I didn't go back upstairs that morning. It would have challenged my guilt too much. What I did do was run a bath. And there, in the relaxing warmth of the water, I touched myself.
I did it with the sounds of my neighbour's lovemaking still fresh in my mind. I was no stranger to the solo stuff, I had and still do have a very keen appetite that john occasionally struggles to keep up with.
At that time john was unaware of my 'solo sessions' of which, I used to be ashamed.
The next day my morning routine was overshadowed by excited thoughts of what might happen later. Would he be back?
I hoped that he would because this time I knew what I wanted to do. After sleeping on it I found that the guilt had all but disappeared. Replaced by a creeping, mischievous anticipation that increased as the morning went on.
After John and the boys had left i cleared the breakfast things away and got on with a bit of housework, all the time my mind filled with thoughts of mary......and him.
The previous day, after getting out the bathroom I went back upstairs, curiosity is a powerful thing. I didn't go back in the bedroom, didn't have to, I could hear them from the top of the stairs still going at it.
In fact, he stayed for another 2 hours. Oh it would go quiet now and then and I thought they'd finished. Then off they would go again. It appeared that this young man could not get enough of her.
Around mid morning it was time for my walk.
Going out the back way as usual there was no sign of mary or her new friend.

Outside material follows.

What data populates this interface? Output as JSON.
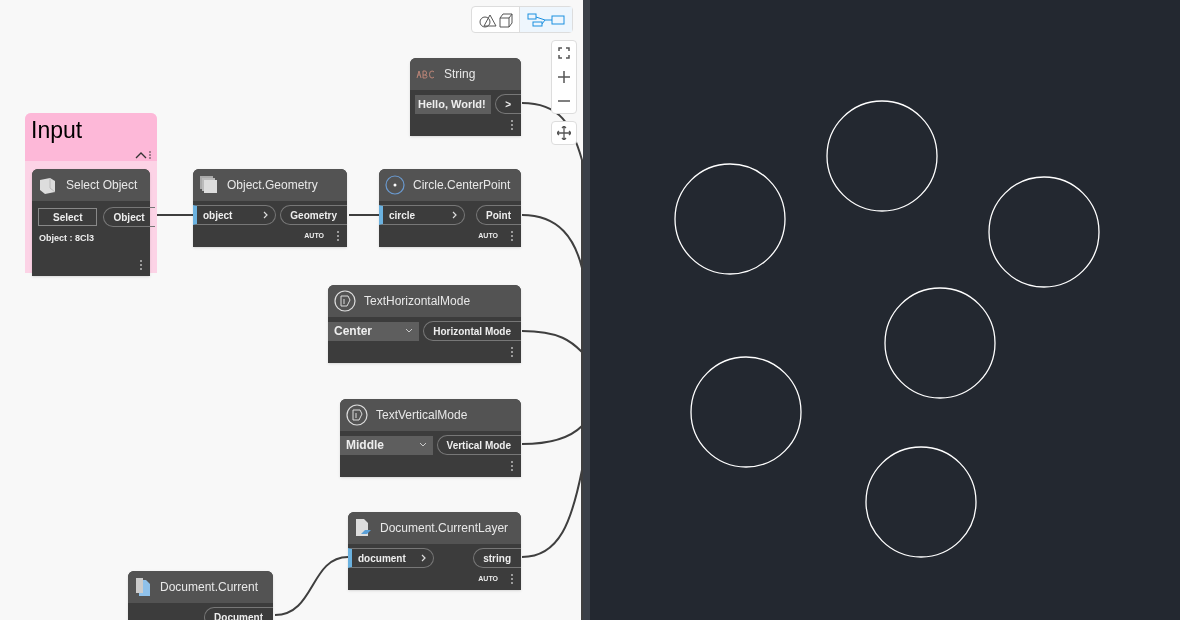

I remembered his car from the other day, a little white peugeot, there was no sign of it in the car park as I walked through and out down the narrow lane that leads to the bridleway.
For the first time that morning I felt doubt begin to creep in and with it, disappointment. I realised, with a little embarrassment, how much I'd been looking forward to this. Shaking my head a little and mumbling to myself as I strolled along
"How sad am I?"
Getting excited about my neighbour's affair. Getting myself all worked up about listening to their antics through the thin bedroom wall while......doing that.
It was true, I was excited and turned on by the prospect.
A lot, apparently.
I could feel the wet spot on my knickers while I walked.
How sad indeed... But so what? I didn't care. It was my secret, I wasn't hurting anyone. And if they put on a show I was going to enjoy it and that was that.
The morning was another beautiful one. A gentle breeze blew through the trees, moving new leaves and creating a wonderful whispering noise.
Up above high in the clear blue sky the larks were up, twittering away happily. Spring is my favourite season, everything coming back to life after the harsh winter. All new and raring to go, getting busy with the business of life.
My usual walk was approximately 3 miles and circular.
That morning was no different. It took about an hour before I found myself walking back through the car park.